Why doesn't this image have an entrypoint command? Because it comes along with the base image.

Wait for it...

The entrypoint script and wait-for-it are important. When docker runs the containers described by docker-compose, they don't wait for each other to. You can set the order in which they start. But you can't guarantee that a server (for instance) will be completely started after a database. That's what wait-for-it.sh helps with.

The entrypoint script that's copied into the image looks like this

#!/bin/bash

# wait for the prisma service to start. 
# then run prisma deploy (more on that later)
./project/wait-for-it.sh prisma:4466 -- prisma deploy

# go into the project...
cd /project

# run an npm command to use nodemon to start/watch the server
npm run dev

By setting the script this way, I can be sure that the database and prisma will always have the most up-to-date configuration.
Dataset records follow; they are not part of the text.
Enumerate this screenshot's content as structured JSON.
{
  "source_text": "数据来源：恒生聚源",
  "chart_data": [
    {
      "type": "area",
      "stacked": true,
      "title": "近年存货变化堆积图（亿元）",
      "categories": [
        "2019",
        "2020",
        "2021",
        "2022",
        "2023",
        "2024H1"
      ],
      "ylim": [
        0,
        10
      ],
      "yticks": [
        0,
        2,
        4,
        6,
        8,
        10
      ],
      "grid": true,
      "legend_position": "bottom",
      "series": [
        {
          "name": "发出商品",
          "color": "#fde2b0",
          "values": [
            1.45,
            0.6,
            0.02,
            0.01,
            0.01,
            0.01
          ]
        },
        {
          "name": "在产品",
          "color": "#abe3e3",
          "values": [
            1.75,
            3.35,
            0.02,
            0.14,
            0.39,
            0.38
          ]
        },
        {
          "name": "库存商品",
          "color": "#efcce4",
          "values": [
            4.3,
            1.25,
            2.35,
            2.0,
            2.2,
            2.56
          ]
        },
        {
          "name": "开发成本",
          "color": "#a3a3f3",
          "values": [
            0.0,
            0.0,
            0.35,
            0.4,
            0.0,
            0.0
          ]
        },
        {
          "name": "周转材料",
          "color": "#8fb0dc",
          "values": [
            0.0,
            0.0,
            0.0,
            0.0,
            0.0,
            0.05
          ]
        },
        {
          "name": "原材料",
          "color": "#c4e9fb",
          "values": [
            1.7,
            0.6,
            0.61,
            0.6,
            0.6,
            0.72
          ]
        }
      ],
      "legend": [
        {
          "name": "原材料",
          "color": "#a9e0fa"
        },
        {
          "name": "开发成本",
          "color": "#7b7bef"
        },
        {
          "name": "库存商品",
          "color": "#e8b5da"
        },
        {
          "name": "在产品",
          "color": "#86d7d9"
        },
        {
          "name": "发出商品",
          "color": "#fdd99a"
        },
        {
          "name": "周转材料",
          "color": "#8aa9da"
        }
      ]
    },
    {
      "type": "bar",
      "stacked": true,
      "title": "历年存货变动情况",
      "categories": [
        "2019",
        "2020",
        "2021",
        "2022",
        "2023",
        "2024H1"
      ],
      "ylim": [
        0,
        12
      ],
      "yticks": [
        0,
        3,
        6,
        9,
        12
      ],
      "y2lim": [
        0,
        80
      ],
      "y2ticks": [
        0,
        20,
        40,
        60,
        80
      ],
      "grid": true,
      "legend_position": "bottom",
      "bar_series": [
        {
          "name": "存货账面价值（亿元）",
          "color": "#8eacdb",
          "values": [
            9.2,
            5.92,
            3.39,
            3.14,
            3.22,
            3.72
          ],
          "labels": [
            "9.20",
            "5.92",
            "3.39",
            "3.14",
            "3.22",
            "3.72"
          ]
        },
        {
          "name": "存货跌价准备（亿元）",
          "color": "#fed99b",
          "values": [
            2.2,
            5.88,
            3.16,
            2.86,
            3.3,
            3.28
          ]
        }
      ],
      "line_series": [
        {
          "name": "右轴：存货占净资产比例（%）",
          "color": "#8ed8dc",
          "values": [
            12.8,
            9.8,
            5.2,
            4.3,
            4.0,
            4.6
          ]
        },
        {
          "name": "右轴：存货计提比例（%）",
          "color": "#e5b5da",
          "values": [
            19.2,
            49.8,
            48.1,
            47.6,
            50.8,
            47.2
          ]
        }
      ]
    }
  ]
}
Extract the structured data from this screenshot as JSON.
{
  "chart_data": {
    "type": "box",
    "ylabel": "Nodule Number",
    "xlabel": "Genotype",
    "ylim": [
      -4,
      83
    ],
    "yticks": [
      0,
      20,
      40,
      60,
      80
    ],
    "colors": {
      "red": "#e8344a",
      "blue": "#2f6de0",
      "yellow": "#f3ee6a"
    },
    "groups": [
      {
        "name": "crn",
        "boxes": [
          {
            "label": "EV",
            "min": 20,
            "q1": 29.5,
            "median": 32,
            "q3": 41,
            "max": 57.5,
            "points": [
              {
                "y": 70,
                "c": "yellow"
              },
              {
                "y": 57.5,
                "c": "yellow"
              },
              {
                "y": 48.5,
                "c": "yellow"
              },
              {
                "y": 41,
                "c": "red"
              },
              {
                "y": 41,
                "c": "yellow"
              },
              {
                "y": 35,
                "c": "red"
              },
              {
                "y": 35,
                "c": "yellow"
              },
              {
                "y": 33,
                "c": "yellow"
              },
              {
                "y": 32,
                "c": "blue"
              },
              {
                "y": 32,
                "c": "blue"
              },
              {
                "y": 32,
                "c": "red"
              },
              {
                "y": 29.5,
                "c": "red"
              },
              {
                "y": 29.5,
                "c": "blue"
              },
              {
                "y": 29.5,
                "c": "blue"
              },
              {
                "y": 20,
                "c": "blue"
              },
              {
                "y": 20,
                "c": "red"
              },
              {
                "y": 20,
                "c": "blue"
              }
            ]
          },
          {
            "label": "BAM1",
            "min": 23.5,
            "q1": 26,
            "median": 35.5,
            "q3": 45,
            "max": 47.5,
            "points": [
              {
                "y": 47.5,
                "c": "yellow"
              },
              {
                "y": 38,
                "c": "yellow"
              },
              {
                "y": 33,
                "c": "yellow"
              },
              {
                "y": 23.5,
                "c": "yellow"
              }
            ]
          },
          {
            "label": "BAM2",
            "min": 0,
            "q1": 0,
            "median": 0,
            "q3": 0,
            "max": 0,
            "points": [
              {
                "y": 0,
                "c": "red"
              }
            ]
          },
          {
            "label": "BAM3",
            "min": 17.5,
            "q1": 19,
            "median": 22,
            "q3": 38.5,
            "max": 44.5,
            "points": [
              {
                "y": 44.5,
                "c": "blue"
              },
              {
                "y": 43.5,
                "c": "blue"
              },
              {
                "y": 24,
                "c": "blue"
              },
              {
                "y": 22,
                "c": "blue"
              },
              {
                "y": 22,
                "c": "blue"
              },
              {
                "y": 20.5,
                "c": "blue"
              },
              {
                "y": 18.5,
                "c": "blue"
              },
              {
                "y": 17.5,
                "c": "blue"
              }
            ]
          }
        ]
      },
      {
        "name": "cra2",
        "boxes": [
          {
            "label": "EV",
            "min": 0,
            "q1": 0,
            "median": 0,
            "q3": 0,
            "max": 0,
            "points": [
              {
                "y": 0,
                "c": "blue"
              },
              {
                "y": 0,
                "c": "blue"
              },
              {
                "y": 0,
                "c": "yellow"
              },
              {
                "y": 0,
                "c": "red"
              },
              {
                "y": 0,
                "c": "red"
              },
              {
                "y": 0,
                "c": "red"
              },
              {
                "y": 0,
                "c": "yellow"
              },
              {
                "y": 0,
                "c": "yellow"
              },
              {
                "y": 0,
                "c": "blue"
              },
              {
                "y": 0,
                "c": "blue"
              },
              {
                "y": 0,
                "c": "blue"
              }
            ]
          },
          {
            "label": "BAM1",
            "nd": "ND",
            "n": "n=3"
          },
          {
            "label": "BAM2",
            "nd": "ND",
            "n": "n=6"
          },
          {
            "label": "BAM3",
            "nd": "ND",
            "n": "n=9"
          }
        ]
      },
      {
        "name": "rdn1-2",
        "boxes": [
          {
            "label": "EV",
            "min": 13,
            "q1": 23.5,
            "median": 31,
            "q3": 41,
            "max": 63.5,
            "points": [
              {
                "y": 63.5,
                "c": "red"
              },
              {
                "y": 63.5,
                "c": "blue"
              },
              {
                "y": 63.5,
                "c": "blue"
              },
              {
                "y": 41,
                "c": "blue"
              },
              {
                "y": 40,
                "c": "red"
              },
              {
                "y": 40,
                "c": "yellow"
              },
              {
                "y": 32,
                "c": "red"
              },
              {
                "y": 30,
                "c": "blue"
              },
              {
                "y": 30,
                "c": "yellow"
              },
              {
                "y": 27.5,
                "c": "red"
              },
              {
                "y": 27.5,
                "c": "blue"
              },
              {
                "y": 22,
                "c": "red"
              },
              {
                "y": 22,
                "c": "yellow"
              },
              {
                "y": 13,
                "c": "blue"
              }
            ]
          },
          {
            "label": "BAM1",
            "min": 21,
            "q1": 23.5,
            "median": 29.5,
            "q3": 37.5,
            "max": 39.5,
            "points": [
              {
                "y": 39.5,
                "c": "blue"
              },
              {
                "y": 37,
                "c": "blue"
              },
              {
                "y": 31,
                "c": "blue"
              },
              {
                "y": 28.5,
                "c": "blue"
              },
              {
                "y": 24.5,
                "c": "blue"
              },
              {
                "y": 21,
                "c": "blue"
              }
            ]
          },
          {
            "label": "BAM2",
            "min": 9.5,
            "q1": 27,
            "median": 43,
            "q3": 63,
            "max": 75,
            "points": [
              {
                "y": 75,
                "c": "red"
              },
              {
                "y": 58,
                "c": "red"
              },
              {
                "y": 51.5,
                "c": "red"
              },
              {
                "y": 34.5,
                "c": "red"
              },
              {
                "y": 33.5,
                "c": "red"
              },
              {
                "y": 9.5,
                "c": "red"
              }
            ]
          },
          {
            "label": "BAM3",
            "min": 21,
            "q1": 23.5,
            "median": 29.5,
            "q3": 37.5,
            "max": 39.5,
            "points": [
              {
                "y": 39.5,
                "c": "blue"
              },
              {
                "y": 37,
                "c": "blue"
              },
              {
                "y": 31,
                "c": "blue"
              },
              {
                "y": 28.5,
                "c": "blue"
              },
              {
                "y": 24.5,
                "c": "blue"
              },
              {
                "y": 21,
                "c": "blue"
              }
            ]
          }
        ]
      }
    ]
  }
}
It will also ensure that the server will run.

For production, I can also easily override these commands by providing a different script and mounting it to the container via docker-compose

Using the new image

The prisma init command creates a docker-compose.yml file with two services like this

version: '3'
services:
  prisma:
    image: prismagraphql/prisma:1.23
    restart: always
    ports:
      - "4466:4466"
    environment:
      PRISMA_CONFIG: |
        port: 4466
        # uncomment the next line and provide the env var PRISMA_MANAGEMENT_API_SECRET=my-secret to activate cluster security
        # managementApiSecret: my-secret
        databases:
          default:
            connector: mysql
            host: mysql
            user: root
            password: prisma
            rawAccess: true
            port: 3306
            migrations: true
  mysql:
    image: mysql:5.7
    restart: always
    environment:
      MYSQL_ROOT_PASSWORD: prisma
    volumes:
      - mysql:/var/lib/mysql
volumes:
  mysql:

Next I built the server image with docker build -t prisma-server .. Then, I added another service to this file like this

version: '3'
services:
  server:
    image: prisma-server:latest
    ports:
      - "3000:3000"
      - "4000:4000"
    volumes:
      # optionally override the entrypoint
      # - ./entrypoint.sh:/entrypoint.sh
      # files for prisma
      - ./.graphqlconfig.yml:/project/.graphqlconfig.yml
      - ./prisma.yml:/project/prisma.yml
      - ./datamodel.prisma:/project/datamodel.prisma
      # The server and its dependencies
      - ./index.js:/project/index.js
      - ./src:/project/src
    environment:
      # needs to be an http address or else prisma freaks out
      PRISMA_ENDPOINT: http://prisma:4466
# other services etc...

Notice that here and in the entrypoint, the prisma service is referenced as prisma:4466 instead of with an IP address or url. This is because of the way docker's internal network handles communication between running containers.

Conclusion

By using a combination of prisma's default docker-compose file and my own custom server, I've got a flexible way to create an application based on graphql-yoga. In future posts, I'll describe the process how I learned to build a graphql backend for my application.